I think I have this one right but I'm not sure. Here's what I have

The problem states: A farmer plans to fence in a rectangular pasture containing three adjacent pens of equal size, lined up end-to-end. The total length of fencing needed to enclose the three pens is 1200 yards.
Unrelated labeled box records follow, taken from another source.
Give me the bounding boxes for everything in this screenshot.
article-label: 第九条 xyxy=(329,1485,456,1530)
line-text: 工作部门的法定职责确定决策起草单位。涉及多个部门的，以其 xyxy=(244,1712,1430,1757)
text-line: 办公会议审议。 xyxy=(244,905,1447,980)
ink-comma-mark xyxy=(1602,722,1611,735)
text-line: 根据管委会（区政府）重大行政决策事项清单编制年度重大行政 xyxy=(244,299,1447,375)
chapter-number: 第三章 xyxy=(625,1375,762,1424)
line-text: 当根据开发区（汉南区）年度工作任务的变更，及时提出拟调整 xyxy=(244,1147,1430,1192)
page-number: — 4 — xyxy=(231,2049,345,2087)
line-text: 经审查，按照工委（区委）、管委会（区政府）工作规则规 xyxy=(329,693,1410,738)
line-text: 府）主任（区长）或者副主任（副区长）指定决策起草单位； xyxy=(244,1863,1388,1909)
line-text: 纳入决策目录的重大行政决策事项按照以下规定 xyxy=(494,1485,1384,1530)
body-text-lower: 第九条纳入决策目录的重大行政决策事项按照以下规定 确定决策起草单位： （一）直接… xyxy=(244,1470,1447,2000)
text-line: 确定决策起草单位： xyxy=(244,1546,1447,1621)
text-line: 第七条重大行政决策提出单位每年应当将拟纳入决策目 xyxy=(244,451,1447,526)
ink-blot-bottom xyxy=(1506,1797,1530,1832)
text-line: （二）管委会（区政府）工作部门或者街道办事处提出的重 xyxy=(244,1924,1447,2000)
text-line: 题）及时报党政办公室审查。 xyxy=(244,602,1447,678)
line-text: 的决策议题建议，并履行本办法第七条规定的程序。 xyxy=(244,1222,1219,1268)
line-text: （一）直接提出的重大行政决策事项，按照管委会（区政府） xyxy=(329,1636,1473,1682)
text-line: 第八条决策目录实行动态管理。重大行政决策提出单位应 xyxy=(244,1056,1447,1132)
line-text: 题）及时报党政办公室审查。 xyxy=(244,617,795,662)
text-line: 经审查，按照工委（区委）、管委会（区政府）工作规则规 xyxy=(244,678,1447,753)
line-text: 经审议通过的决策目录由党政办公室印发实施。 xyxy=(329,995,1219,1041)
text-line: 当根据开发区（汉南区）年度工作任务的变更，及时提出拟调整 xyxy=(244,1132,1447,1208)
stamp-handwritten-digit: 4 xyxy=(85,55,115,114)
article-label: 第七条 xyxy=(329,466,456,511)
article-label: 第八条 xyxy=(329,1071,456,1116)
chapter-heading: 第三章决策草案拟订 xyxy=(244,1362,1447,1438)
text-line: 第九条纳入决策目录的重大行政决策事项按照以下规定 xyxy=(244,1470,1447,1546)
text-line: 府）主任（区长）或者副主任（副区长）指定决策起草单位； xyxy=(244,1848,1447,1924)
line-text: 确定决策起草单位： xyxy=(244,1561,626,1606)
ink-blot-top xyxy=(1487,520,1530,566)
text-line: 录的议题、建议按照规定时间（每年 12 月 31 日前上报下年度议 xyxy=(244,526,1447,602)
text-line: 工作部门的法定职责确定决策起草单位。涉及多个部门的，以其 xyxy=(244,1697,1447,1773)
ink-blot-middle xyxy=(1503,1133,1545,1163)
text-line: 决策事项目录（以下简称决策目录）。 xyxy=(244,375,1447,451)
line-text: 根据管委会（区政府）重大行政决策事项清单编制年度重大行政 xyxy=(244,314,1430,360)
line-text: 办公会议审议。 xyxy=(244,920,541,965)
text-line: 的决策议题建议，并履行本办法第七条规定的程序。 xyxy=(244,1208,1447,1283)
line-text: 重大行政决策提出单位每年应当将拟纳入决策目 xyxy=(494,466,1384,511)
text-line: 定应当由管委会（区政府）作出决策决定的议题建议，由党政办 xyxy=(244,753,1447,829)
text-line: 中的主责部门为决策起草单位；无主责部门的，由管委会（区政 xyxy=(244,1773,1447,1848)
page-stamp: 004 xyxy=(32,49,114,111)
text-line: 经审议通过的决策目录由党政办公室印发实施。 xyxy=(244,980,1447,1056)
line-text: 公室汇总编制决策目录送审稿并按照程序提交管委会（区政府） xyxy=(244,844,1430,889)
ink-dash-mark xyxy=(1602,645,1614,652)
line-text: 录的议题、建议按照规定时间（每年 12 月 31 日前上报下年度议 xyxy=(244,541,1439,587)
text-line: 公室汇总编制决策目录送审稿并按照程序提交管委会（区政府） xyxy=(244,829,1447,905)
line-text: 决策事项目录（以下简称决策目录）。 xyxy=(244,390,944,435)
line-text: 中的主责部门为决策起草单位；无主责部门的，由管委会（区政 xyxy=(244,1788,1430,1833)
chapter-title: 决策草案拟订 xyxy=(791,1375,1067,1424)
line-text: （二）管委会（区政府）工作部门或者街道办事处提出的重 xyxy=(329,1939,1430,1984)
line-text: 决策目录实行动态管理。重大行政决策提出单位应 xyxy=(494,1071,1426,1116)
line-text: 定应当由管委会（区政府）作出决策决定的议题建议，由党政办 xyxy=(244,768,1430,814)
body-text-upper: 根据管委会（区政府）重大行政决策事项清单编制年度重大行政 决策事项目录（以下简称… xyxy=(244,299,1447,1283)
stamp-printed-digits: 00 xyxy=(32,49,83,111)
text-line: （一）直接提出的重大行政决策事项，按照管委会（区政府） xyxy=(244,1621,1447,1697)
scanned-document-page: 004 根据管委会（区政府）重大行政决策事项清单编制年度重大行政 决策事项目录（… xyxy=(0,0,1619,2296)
Find the maximum total area that all three pens can enclose.

So I set up the equation as follows

$A=3xy$

$6x+4y=1200$

$y=\frac{-6x+1200}{4}$

$A=3x(\frac{-6x+1200}{4})=\frac{18x^2+3600x}{4}$

Apply Quotient Rule
$A'=\frac{-144x+14400}{16}=-9x+90$

$x=100$

so

$y=150$

$A=3(100)(150)$

$A=45000$

What did I do wrong?

Thanks

2. Originally Posted by beanus
I think I have this one right but I'm not sure. Here's what I have

The problem states: A farmer plans to fence in a rectangular pasture containing three adjacent pens of equal size, lined up end-to-end. The total length of fencing needed to enclose the three pens is 1200 yards. Find the maximum total area that all three pens can enclose.

So I set up the equation as follows

$A=3xy$

$6x+4y=1200$

$y=\frac{-6x+1200}{4}$

$A=3x(\frac{-6x+1200}{4})=\frac{18x^2+3600x}{4}$

Apply Quotient Rule
$A'=\frac{-144x+14400}{16}=-9x+90$
First you apparently lost a minus sign between the second to last and last line. Also, notice that 16 is a constant, so you don't use the quotient rule. So....
$\displaystyle A = \frac{-18x^2 + 3600x}{4}$

$\displaystyle A' = \frac{-36x + 3600}{4} = -9x + 900$

Now, you still come out with x = 100, so there is damage, but the end result is the same. You still get y = 150, giving A = 45000. Why do you think something is wrong?

-Dan

3. Yeah the missing sign was a typo, sorry. I'm wondering if it is right or not because the online math program I'm using says I'm wrong, and I'm pretty sure I'm right. Thanks Dan!